LSP 121-405

Homework #3

Due: Thursday, October 22nd, 2009 by 11:59 pm

50 points

You will need to use the SPSS PASW software program to solve the following problems. This software is only available in the DePaul labs. You can also access it via remote access to ctiterminals.cti.depaul.edu terminals, as described in the terminal servers document on the COL web site. There is also a freeware version of PASW called PSPP written for Linux. It can be run on Windows or Mac OS X, but it is challenging to install and get it running.

Part A. Basic Descriptive Statistics

The following data sets give waiting times in minutes for 15 customers at bus terminals in Atlanta and Boston.

Atlanta: 5.5 6.0 4.5 5.0 7.0 6.5 5.0 7.5 5.5 4.0 8.0 9.2 5.5 8.3 4.2

Boston: 5.5 8.0 2.0 5.0 8.5 12.0 1.5 6.5 9.5 10.0 6.0 6.8 9.3 12.5 7.7

1.  (4 points) Find the mean, median, and range for each of the two data sets.

2.  (4 points) Give the five-number summary for each.

3.  (4 points) Find the standard deviation for each of the two data sets.

4.  (4 points) There is a rule of thumb that says you can estimate the value of the standard deviation for any data set by taking the range divided by 4. Use this rule to estimate the standard deviation of each of the two data sets. How close is this estimate to the real standard deviation in each case?

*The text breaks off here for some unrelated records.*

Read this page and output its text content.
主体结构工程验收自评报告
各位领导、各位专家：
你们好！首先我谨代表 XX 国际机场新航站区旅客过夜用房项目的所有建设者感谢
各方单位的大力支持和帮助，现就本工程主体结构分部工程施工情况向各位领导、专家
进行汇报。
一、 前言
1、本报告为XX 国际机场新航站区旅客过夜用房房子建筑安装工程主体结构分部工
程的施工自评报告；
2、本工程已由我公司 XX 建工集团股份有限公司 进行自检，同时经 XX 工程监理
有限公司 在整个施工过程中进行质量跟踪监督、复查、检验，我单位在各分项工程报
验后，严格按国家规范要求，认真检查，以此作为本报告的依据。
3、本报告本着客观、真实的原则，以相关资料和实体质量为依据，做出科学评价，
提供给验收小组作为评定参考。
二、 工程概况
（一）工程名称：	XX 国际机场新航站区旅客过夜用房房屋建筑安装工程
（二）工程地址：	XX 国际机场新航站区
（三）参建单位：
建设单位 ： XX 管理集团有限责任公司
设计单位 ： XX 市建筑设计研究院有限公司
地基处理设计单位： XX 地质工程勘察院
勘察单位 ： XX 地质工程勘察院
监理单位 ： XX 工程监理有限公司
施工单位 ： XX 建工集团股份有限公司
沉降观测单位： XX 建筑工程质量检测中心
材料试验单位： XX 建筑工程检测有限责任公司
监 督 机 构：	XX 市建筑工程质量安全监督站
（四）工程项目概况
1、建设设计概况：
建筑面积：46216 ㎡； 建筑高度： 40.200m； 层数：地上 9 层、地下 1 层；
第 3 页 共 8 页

5.  (4 points) Based on all your results, compare the two data sets in terms of their central measures (mean and median) and dispersion measures (quartiles and standard deviation).

Part B. Correlation

You will now look at the correlation between several variables by using Scatterplots and Correlation analysis. In PASW, to show a Scatterplot from a Data window go to Graphs->Chartbuilder, then click Scatter/Dots, drag the first plot example box (leftmost in top row) up into the preview area, then drag each of the variables to be graphed to the X-axis and Y-axis areas on the preview, and click OK. To calculate the Pearson R correlation value for two variables, click Analyze->Correlate->Bivariate. Then move the two variables to be analyzed into the Variables box and click OK.

6.  First, you will address the question “Is there any correlation between smoking by pregnant women and low birth weight?” Download the file CigarettesBirthweight.xls from the QRC site. Edit the Excel file to clean it up and then import it into PASW.

a.  (5 points) Draw a scatterplot of the two variables “# Cigarettes per day” and “Birth weight (lbs)”. Copy and paste the scatterplot into your answers.

b.  (5 points) Do a correlation analysis to determine the Pearson R value. Copy and paste the results from PASW into your answers. What is the R value? Is there any correlation between these variables? What type of correlation (positive, negative) and how strong (low, medium high) is the correlation?

7.  Now let’s check if there’s any correlation between eating lots of animal fat and dying from certain cancers. Download the file CancerAnimalFat.xls from the Olderdata section of the QRC site (click Olderdata at the bottom of the Excel Files page). Clean it up in Excel and import it into PASW.

a.  (4 points) Draw a scatterplot of the two variables “Animal Fat Intake (gm/day)” and “Age Adjusted Mortality”. Copy and paste the scatterplot into your answers.

b.  (4 points) Do a correlation analysis to determine the Pearson R value. Copy and paste the results from PASW into your answers. What is the R value? Is there any correlation between these variables? What type of correlation (positive, negative) and how strong (low, medium high) is the correlation?

8.  Download the file SurveySpring98.xls from the Olderdata section of the QRC site (click Olderdata at the bottom of the Excel Files page). Clean it up in Excel and import it into PASW. This file contains results of a survey given to DePaul students in 1998.

a.  (4 points) Does beer drinking affect hours spent studying? Do the PASW scatterplot and correlation analysis of the variables “Beers drunk during typical week” vs. “Hours study per week” and copy into your answers. Is there a correlation? And, if so, what direction and how strong is it?

b.  (4 points) Do students who flirt a lot tend to cheat on their boy/girlfriends? Do the PASW scatterplot and correlation analysis of the variables “Flirt with others while dating someone” vs. “I have cheated on my boyfriend/girlfriend in the past” and copy into your answers. Is there a correlation? And, if so, what direction and how strong is it?

c.  (4 points) Do older students tend to be more or less satisfied with DePaul than younger students? Do the PASW scatterplot and correlation analysis of the variables “Age” vs. “Satisfied with the education I am receiving at DePaul” and copy into your answers. Is there a correlation? And, if so, what direction and how strong is it?